Officer Matt Friedman fights crime with modern tools: Twitter, which he uses to publicize pictures of suspects and convicted criminals, and a GPS device, which he uses to track down stolen property.
In both cases, his lure is stolen bicycles — including the “bait bikes” that have recently been seeded throughout the city to tempt potential thieves. Equipped with GPS technology, the bicycles, which exist to be stolen, can be tracked down in real time and the thieves can be arrested. Then their photographs are posted to Twitter from the handle @SFPDBikeTheft. The bait bikes are of high value, to ensure that people caught taking them are charged with a felony.
Recently, for example, a thief took a $1,500 bicycle from outside a train stop and pedaled off into the sunset. But 30 minutes later, Officer Friedman and his team, having tracked the bike, converged on the rider at a park.
“You should have seen his face — he thought he was in the clear,” said Officer Friedman, 41, who carries a .40-caliber Sig Sauer semiautomatic and an iPhone 5, which he used that day to take a picture of the severed bike lock. He then posted an image on Twitter with the message: Thank You 4 Taking Our Bait Bike.
I hadn't heard of this new tactic before. As someone who had three bikes stolen while an undergrad, my instinct is to embrace any and all measures to fight bike crime, including the public shaming. As noted in the article, the University of Wisconsin, Madison saw a 40% drop in reported bike thefts the first year they rolled out a bait bike program.

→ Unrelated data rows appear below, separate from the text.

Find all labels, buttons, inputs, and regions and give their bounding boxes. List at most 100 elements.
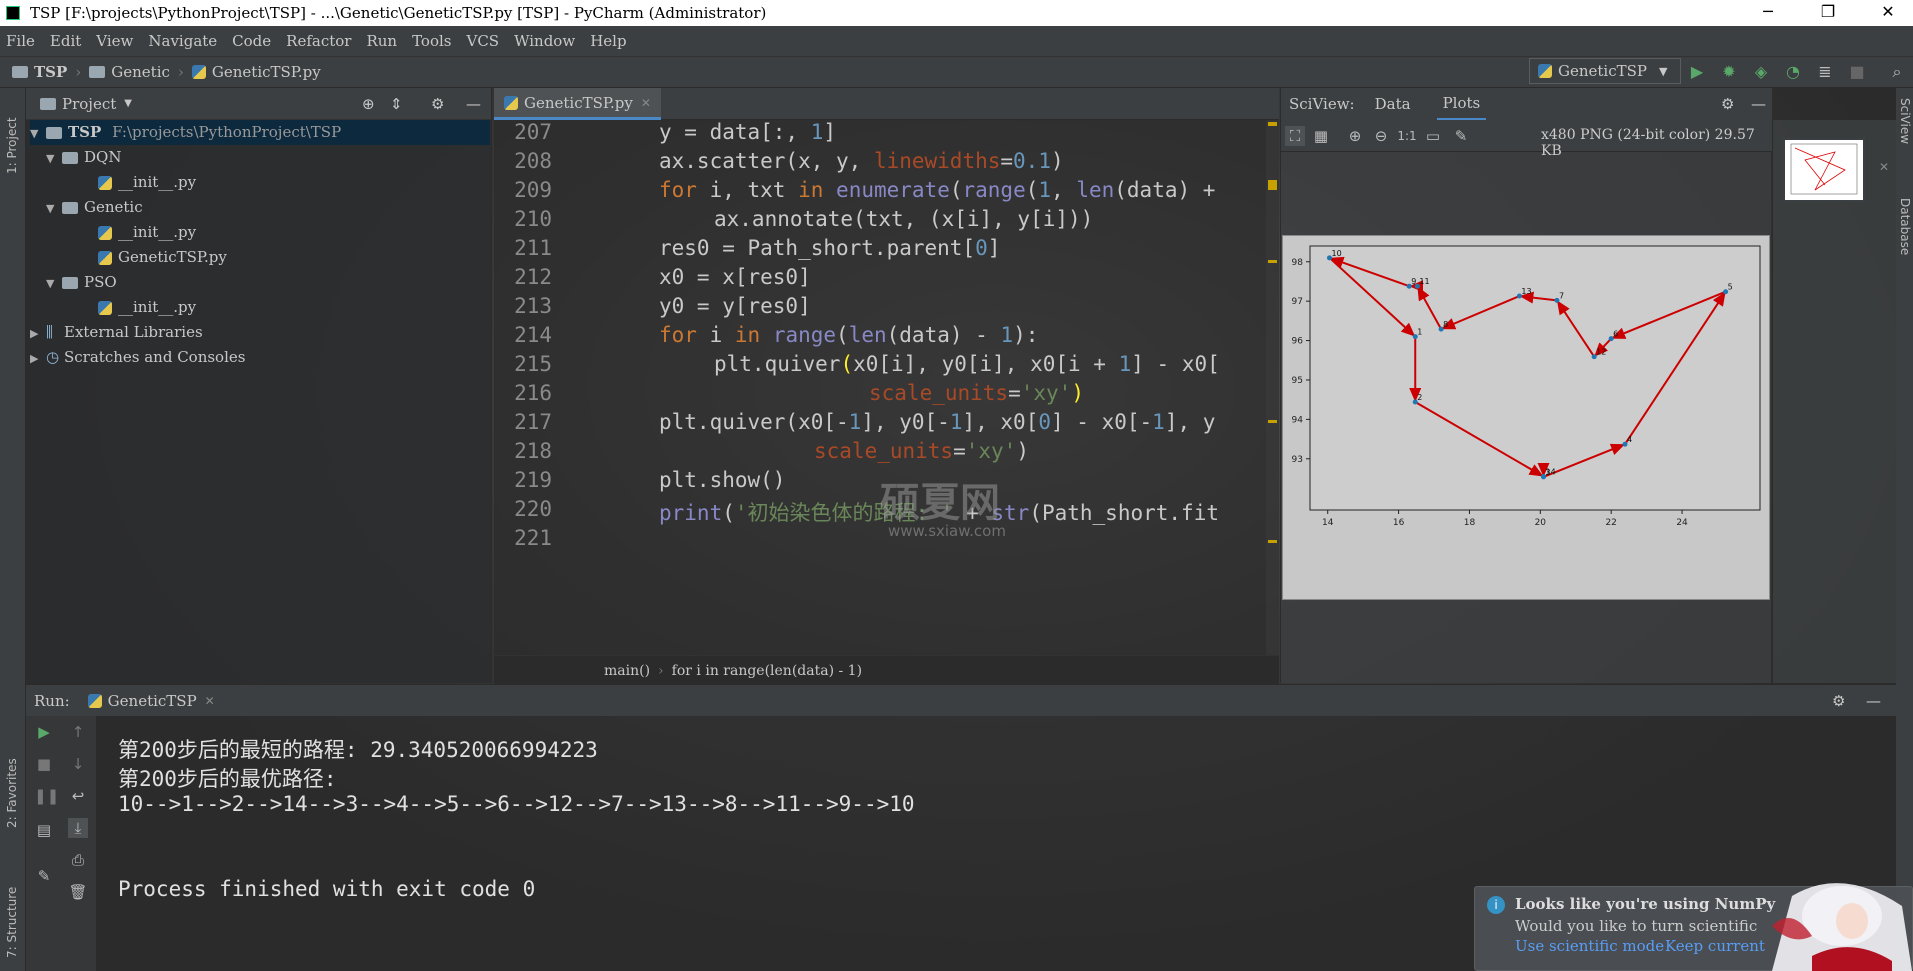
- code-line: ax.annotate(txt, (x[i], y[i])): [714, 207, 1094, 231]
- minimize-button[interactable]: ─: [1743, 0, 1793, 26]
- zoom-in-icon[interactable]: ⊕: [1345, 126, 1365, 146]
- close-tab-icon[interactable]: ✕: [205, 694, 215, 708]
- x-tick-label: 22: [1605, 518, 1616, 528]
- close-tab-icon[interactable]: ✕: [641, 96, 651, 110]
- keep-current-link[interactable]: Keep current: [1665, 937, 1765, 955]
- notification-body: Would you like to turn scientific: [1515, 917, 1758, 935]
- stop-icon[interactable]: ■: [1847, 62, 1867, 82]
- actual-size-button[interactable]: 1:1: [1397, 126, 1417, 146]
- use-scientific-mode-link[interactable]: Use scientific mode: [1515, 937, 1664, 955]
- concurrency-icon[interactable]: ≣: [1815, 62, 1835, 82]
- run-icon[interactable]: ▶: [1687, 62, 1707, 82]
- tree-item-file[interactable]: __init__.py: [98, 295, 196, 320]
- gear-icon[interactable]: ⚙: [1832, 692, 1845, 710]
- tree-item-file[interactable]: __init__.py: [98, 220, 196, 245]
- folder-icon: [12, 66, 28, 78]
- tree-item-root[interactable]: ▼ TSP F:\projects\PythonProject\TSP: [30, 120, 490, 145]
- structure-tool-tab[interactable]: 7: Structure: [5, 858, 19, 958]
- tab-genetictsp[interactable]: GeneticTSP.py ✕: [494, 88, 661, 120]
- watermark-url: www.sxiaw.com: [888, 522, 1006, 540]
- breadcrumb-project[interactable]: TSP: [34, 63, 67, 81]
- grid-icon[interactable]: ▦: [1311, 126, 1331, 146]
- city-label: 6: [1613, 330, 1618, 339]
- tree-item-genetic[interactable]: ▼ Genetic: [46, 195, 143, 220]
- line-number: 210: [514, 207, 552, 231]
- run-config-select[interactable]: GeneticTSP ▼: [1529, 58, 1681, 84]
- code-line: for i, txt in enumerate(range(1, len(dat…: [659, 178, 1229, 202]
- city-label: 1: [1417, 328, 1422, 337]
- breadcrumb-file[interactable]: GeneticTSP.py: [212, 63, 321, 81]
- tab-data[interactable]: Data: [1375, 95, 1411, 113]
- tree-item-pso[interactable]: ▼ PSO: [46, 270, 117, 295]
- project-tool-tab[interactable]: 1: Project: [5, 94, 19, 174]
- close-thumbnail-icon[interactable]: ✕: [1879, 160, 1889, 174]
- expand-arrow-icon: ▼: [46, 277, 55, 290]
- pin-icon[interactable]: ✎: [34, 866, 54, 886]
- tab-plots[interactable]: Plots: [1436, 88, 1487, 121]
- rerun-icon[interactable]: ▶: [34, 722, 54, 742]
- plot-thumbnail[interactable]: [1783, 138, 1865, 202]
- profile-icon[interactable]: ◔: [1783, 62, 1803, 82]
- city-label: 13: [1521, 287, 1531, 296]
- project-view-select[interactable]: Project: [62, 95, 116, 113]
- print-icon[interactable]: ⎙: [68, 850, 88, 870]
- line-number: 216: [514, 381, 552, 405]
- hide-icon[interactable]: —: [1866, 692, 1881, 710]
- tree-item-file[interactable]: __init__.py: [98, 170, 196, 195]
- code-line: y = data[:, 1]: [659, 120, 837, 144]
- debug-icon[interactable]: ✹: [1719, 62, 1739, 82]
- sciview-tool-tab[interactable]: SciView: [1898, 98, 1912, 158]
- gear-icon[interactable]: ⚙: [1721, 95, 1734, 113]
- menu-file[interactable]: File: [6, 32, 35, 50]
- tree-item-scratches[interactable]: ▶ ◷ Scratches and Consoles: [30, 345, 245, 370]
- menu-run[interactable]: Run: [366, 32, 397, 50]
- menu-vcs[interactable]: VCS: [467, 32, 500, 50]
- menu-tools[interactable]: Tools: [412, 32, 451, 50]
- code-line: plt.quiver(x0[-1], y0[-1], x0[0] - x0[-1…: [659, 410, 1216, 434]
- menu-help[interactable]: Help: [590, 32, 626, 50]
- stop-icon[interactable]: ■: [34, 754, 54, 774]
- breadcrumb-function[interactable]: main(): [604, 663, 650, 679]
- database-tool-tab[interactable]: Database: [1898, 198, 1912, 268]
- search-icon[interactable]: ⌕: [1887, 62, 1907, 82]
- menu-window[interactable]: Window: [514, 32, 575, 50]
- editor-scrollbar[interactable]: [1266, 120, 1279, 655]
- gear-icon[interactable]: ⚙: [431, 95, 444, 113]
- menu-view[interactable]: View: [96, 32, 133, 50]
- coverage-icon[interactable]: ◈: [1751, 62, 1771, 82]
- locate-icon[interactable]: ⊕: [362, 95, 375, 113]
- favorites-tool-tab[interactable]: 2: Favorites: [5, 738, 19, 828]
- code-line: plt.show(): [659, 468, 786, 492]
- expand-arrow-icon: ▼: [46, 152, 55, 165]
- tree-item-external-libraries[interactable]: ▶ ⫼ External Libraries: [30, 320, 203, 345]
- background-icon[interactable]: ▭: [1423, 126, 1443, 146]
- trash-icon[interactable]: 🗑: [68, 882, 88, 902]
- menu-code[interactable]: Code: [232, 32, 271, 50]
- down-arrow-icon[interactable]: ↓: [68, 754, 88, 774]
- hide-icon[interactable]: —: [1751, 95, 1766, 113]
- menu-edit[interactable]: Edit: [50, 32, 81, 50]
- scroll-to-end-icon[interactable]: ⤓: [68, 818, 88, 838]
- menu-navigate[interactable]: Navigate: [148, 32, 217, 50]
- color-picker-icon[interactable]: ✎: [1451, 126, 1471, 146]
- tree-item-file[interactable]: GeneticTSP.py: [98, 245, 227, 270]
- anime-mascot-image: [1752, 876, 1913, 971]
- zoom-out-icon[interactable]: ⊖: [1371, 126, 1391, 146]
- code-editor[interactable]: 207 208 209 210 211 212 213 214 215 216 …: [494, 120, 1279, 655]
- pause-icon[interactable]: ❚❚: [34, 786, 59, 806]
- layout-icon[interactable]: ▤: [34, 820, 54, 840]
- menu-refactor[interactable]: Refactor: [286, 32, 351, 50]
- tree-item-dqn[interactable]: ▼ DQN: [46, 145, 121, 170]
- sciview-title: SciView:: [1289, 95, 1355, 113]
- right-tool-strip: SciView Database: [1896, 88, 1913, 971]
- breadcrumb-loop[interactable]: for i in range(len(data) - 1): [672, 663, 862, 679]
- breadcrumb-folder[interactable]: Genetic: [111, 63, 170, 81]
- fit-zoom-icon[interactable]: ⛶: [1285, 126, 1305, 146]
- hide-icon[interactable]: —: [466, 95, 481, 113]
- soft-wrap-icon[interactable]: ↩: [68, 786, 88, 806]
- maximize-button[interactable]: ❐: [1803, 0, 1853, 26]
- run-tab[interactable]: GeneticTSP ✕: [87, 692, 215, 710]
- up-arrow-icon[interactable]: ↑: [68, 722, 88, 742]
- collapse-all-icon[interactable]: ⇕: [390, 95, 403, 113]
- close-button[interactable]: ✕: [1863, 0, 1913, 26]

However, the social cost here is fuzzier. As educator Zeynep Tufekci writes:
If you are still fuming at the memory of a bike being stolen (I am, even now) and wondering why these thieves should not get charged with felonies, ponder for a moment. [Added: an add other minor or major infractions for the next example: it’s not a perfect example.] Have you ever rolled through a stop sign? Have you failed to perfectly stop, ever? Rolling through stop signs puts people’s lives at risk and is done just as intentionally as stealing a bike. It’s more dangerous and destructive than stealing a bike. [Though it’s been pointed out by people who understand the laws better than I do that our criminal code does not view that as the same kind of intention as bike stealing. I don’t claim to be making a legal argument, but just trying to push our imagination politically.]
Sure, there is a cost to bike theft, and it is a problem. But there is also cost to rendering large numbers of people unemployable through felony convictions.

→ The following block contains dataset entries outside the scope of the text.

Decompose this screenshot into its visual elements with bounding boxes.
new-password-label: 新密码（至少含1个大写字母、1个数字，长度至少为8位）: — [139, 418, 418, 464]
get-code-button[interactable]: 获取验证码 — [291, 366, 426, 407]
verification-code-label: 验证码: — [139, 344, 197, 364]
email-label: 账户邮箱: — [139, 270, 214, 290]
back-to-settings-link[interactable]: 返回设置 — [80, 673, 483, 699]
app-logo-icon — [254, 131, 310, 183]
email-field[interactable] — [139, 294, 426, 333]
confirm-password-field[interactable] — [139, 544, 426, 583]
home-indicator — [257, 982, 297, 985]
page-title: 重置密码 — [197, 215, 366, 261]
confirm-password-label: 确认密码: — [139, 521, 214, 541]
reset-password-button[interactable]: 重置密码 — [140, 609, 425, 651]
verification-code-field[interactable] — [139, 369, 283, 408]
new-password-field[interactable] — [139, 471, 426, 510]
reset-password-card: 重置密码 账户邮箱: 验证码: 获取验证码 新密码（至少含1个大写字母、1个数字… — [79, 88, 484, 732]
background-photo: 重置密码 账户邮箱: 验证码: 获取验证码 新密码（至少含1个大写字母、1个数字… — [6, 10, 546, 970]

Now imagine a city in which areas in which tech workers lives were equipped with cameras that caught everyone who ever rolled through a stop sign. You got a felony charge, since the evidence was indisputable. You lost your job, and could never work in the same sector again. You can’t vote either. Maybe you have probation. Your life is ruined, forever, and fairly irrecoverably.
Officer Friedman, mentioned in the excerpt above, responded to charges of the program being a form of entrapment by noting that bait bikes
...are not simply left out unlocked for opportunistic types. (Unlike SFPD's reality TV-ready Bait Car program that was quickly halted a few years back.) They are locked up and then swiped by thieves with the tools to do so and the know-how to unload them. Like this recidivist on the street with an angle grinder, or these guys running a chop shop on 13th Street, or a notorious bike thieves in the East Bay.

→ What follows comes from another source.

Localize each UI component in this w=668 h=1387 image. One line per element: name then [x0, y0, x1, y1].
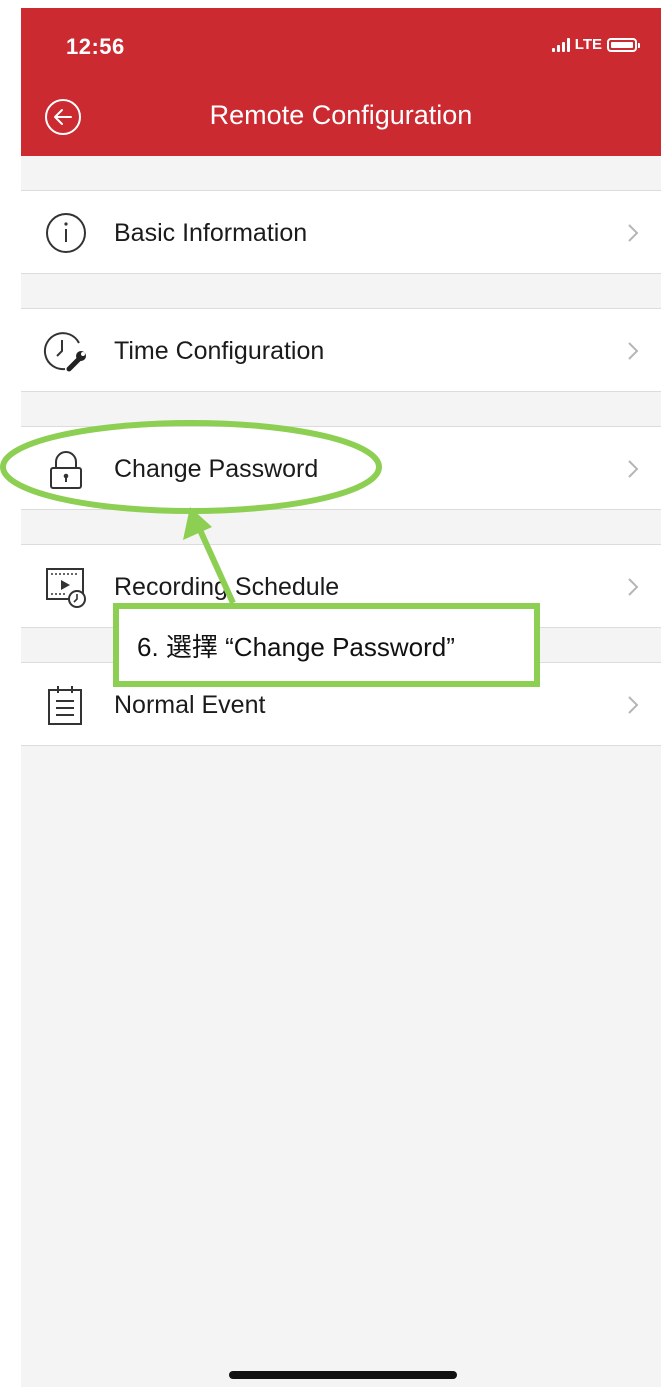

If my bike were recovered through such a program, I'd just be happy to get it back. Having the thief charged with a felony would be unnecessarily harsh.
Perhaps technology will offer alternative solutions in the future. The cost of small tracking devices is coming down. Many crowdfunding projects are for little tracking tags or gizmos that you can attach to or put in your valuables to be able to detect their location on your phone. The problem is that most operate on Bluetooth and have limited range and battery life, but perhaps those problems can be overcome. In that world, theft might be less prevalent because of the increased difficulty of hiding the object.
One might argue that a bike thief could come up with electronic countermeasures to combat tracking devices, but most bike thieves are looking to unload bikes as soon as possible and not seeking to maximize their cash return on each component or the entire bike itself. The cost of countermeasures might not be worth the investment given the low cash return on each stolen bike.